Comment les enfants vivent-ils le deuil

Par Natalie Dorland et S. Joseph Kidder, DMin.

Jésus craignait que nous ne fassions pas souffrir les enfants. Prenez le temps d’écouter leurs joies et leurs douleurs.

Zoe, une fille de mon église (de Natalie), est venue à mon bureau après la mort de sa grand-mère et a demandé pourquoi Dieu n’avait pas répondu à ses prières pour garder sa grand-mère en vie. Elle a eu l’impression de l’église que la prière fonctionnait comme si Dieu était un génie dans une bouteille. Alors, quand sa grand-mère est tombée malade, elle a prié pour que Dieu la guérisse. Mais sa grand-mère est toujours décédée et elle a ressenti la douleur de cette perte.

Parce que Dieu n’est pas venu pour elle, cet enfant de neuf ans a remis en question Sa bonté. Cette mort l’a amenée à remettre en question toute son expérience religieuse. Elle ne voulait plus être impliquée dans l’église, est devenue déprimée et a adopté une vision négative globale de Dieu et de l’église. Même si Zoé remettait en question l’existence de Dieu, elle avait un profond désir en elle que les choses soient arrangées. La réponse de Zoe au chagrin était tout à fait normale pour son âge.

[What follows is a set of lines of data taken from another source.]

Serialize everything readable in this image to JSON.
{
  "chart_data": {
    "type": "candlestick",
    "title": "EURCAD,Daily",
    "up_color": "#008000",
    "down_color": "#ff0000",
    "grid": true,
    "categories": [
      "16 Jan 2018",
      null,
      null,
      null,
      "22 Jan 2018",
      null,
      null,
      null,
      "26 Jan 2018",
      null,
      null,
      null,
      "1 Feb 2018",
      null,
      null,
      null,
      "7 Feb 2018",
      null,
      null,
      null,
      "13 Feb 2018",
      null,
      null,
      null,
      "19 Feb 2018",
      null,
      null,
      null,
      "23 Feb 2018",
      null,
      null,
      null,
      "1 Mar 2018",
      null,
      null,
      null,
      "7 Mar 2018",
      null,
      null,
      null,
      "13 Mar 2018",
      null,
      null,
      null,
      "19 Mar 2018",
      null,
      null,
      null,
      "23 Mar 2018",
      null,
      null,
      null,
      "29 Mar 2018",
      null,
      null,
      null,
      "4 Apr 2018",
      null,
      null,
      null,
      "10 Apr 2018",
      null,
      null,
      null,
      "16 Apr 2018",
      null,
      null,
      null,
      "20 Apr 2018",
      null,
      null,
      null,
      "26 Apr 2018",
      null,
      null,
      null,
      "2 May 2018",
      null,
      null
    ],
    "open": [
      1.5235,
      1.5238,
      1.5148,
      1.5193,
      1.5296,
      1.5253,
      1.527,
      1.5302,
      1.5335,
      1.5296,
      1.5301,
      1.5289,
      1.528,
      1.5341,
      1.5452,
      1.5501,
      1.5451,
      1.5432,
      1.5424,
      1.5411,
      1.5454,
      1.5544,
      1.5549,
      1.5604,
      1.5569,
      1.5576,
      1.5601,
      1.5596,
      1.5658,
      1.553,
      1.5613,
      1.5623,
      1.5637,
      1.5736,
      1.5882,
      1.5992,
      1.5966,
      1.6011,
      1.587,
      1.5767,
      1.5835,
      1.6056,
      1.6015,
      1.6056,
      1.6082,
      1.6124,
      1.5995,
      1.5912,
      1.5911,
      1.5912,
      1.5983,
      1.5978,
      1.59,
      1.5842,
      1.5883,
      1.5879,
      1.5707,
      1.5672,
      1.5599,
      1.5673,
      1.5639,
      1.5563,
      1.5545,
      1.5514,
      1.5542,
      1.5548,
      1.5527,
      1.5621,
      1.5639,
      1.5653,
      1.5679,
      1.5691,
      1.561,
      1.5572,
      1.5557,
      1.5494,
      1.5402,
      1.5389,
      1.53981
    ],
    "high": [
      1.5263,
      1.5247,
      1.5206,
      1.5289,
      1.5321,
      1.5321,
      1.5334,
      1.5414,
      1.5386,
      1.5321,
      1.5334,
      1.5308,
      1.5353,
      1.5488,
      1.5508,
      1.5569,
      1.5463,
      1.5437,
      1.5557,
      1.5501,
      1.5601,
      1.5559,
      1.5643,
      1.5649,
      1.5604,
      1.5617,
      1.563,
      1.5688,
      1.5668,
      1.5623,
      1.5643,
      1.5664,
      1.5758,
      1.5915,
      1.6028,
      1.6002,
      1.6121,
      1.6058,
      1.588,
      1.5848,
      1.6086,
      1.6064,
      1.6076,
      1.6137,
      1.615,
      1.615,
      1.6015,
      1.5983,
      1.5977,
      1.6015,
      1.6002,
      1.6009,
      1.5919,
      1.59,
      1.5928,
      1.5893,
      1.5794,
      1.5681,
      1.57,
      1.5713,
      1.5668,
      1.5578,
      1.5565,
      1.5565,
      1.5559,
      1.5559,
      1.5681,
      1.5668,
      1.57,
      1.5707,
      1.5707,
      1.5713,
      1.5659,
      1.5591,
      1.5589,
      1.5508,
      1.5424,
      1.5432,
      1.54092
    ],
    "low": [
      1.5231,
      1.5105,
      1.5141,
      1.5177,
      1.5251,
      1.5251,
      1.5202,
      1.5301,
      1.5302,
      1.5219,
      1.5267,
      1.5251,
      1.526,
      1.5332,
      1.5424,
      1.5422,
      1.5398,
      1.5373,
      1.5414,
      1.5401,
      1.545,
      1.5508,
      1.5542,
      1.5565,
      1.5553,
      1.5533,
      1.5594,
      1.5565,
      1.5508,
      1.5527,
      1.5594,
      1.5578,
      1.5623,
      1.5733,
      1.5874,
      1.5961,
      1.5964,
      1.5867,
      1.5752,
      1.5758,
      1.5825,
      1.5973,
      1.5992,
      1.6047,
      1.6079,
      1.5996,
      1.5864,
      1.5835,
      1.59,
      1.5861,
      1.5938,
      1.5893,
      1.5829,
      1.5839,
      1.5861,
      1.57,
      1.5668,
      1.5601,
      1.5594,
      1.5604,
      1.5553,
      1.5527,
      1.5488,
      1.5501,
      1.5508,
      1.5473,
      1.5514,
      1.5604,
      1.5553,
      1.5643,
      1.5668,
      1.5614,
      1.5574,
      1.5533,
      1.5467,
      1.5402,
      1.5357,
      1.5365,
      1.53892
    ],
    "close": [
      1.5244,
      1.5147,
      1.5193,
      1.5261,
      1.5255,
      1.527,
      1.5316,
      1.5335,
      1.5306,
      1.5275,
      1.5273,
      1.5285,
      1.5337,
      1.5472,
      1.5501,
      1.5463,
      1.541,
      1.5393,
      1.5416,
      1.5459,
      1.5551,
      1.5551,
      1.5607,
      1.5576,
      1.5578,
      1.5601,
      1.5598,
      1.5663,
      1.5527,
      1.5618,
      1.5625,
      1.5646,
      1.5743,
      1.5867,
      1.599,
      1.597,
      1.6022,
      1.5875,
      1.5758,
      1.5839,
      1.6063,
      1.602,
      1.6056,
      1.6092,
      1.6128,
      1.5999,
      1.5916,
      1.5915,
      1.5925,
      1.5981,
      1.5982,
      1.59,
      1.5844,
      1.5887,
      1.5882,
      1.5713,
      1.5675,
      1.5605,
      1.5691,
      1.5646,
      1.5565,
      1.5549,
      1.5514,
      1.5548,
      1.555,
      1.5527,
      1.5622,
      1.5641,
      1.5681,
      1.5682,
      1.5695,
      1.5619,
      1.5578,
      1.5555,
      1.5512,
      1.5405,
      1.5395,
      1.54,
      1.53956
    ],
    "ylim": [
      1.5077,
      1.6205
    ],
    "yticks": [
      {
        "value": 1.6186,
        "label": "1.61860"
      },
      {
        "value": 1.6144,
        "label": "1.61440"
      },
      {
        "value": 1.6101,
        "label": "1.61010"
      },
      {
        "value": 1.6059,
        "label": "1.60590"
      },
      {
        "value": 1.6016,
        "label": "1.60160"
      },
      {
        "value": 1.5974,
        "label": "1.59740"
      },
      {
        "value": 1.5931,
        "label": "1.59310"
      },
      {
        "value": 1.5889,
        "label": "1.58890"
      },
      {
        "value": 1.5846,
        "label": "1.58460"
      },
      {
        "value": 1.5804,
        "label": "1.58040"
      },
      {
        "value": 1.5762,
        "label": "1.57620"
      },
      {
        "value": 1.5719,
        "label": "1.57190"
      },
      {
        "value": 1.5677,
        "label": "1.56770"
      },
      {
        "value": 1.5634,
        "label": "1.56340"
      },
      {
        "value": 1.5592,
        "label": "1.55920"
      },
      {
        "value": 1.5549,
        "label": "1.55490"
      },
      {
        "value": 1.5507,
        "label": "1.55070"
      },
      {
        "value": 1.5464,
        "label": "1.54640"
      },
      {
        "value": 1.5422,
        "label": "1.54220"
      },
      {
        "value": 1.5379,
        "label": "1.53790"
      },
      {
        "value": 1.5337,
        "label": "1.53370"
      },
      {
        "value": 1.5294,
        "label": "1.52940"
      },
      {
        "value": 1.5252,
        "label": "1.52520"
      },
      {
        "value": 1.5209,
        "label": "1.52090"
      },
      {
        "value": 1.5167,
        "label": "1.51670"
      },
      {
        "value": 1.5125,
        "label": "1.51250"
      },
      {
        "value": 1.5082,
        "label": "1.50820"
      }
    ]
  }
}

Cette triste histoire pointe la question importante de savoir comment nous aidons les enfants en deuil. De nombreux enfants dans nos églises et nos écoles subissent des pertes dévastatrices, comme un décès dans la famille, le divorce des parents, la séparation d’un ami proche, des difficultés financières ou même la mort d’un animal de compagnie. Dans une brochure de conseils d’experts pour les conseillers scolaires aidant les élèves en deuil, cette statistique surprenante apparaît: «Avant d’avoir terminé leurs études secondaires, neuf enfants sur 10 connaîtront la mort d’un membre de la famille ou d’un ami proche. Un sur 20 perdra un parent. Cela signifie que dans presque chaque classe, chaque année, dans chaque école, il y aura probablement au moins un élève en deuil, sinon plus. » 1

Les enfants pleurent intérieurement autant que les adultes, et ils sont beaucoup moins équipés pour gérer leurs émotions. Les enfants ont désespérément besoin de pasteurs et de membres d’église pour leur prêter attention et répondre à leurs besoins en cas de deuil. Comment pouvons-nous le faire efficacement, en particulier en fonction de leur tranche d’âge?

LE CHAGRIN OUBLIÉ

Les enfants expriment leur chagrin différemment en fonction de leur âge. La personnalité, la dynamique familiale et la vie spirituelle jouent toutes un rôle dans la façon dont un enfant souffre. 2 Les enfants plus âgés remettent en question l’amour et le caractère de Dieu, tandis que les plus jeunes se perdent dans les émotions qu’ils vivent. En période de deuil, la plupart des gens se concentrent sur les adultes. La question est maintenant de savoir qui remarque les enfants et les ministres à leurs besoins?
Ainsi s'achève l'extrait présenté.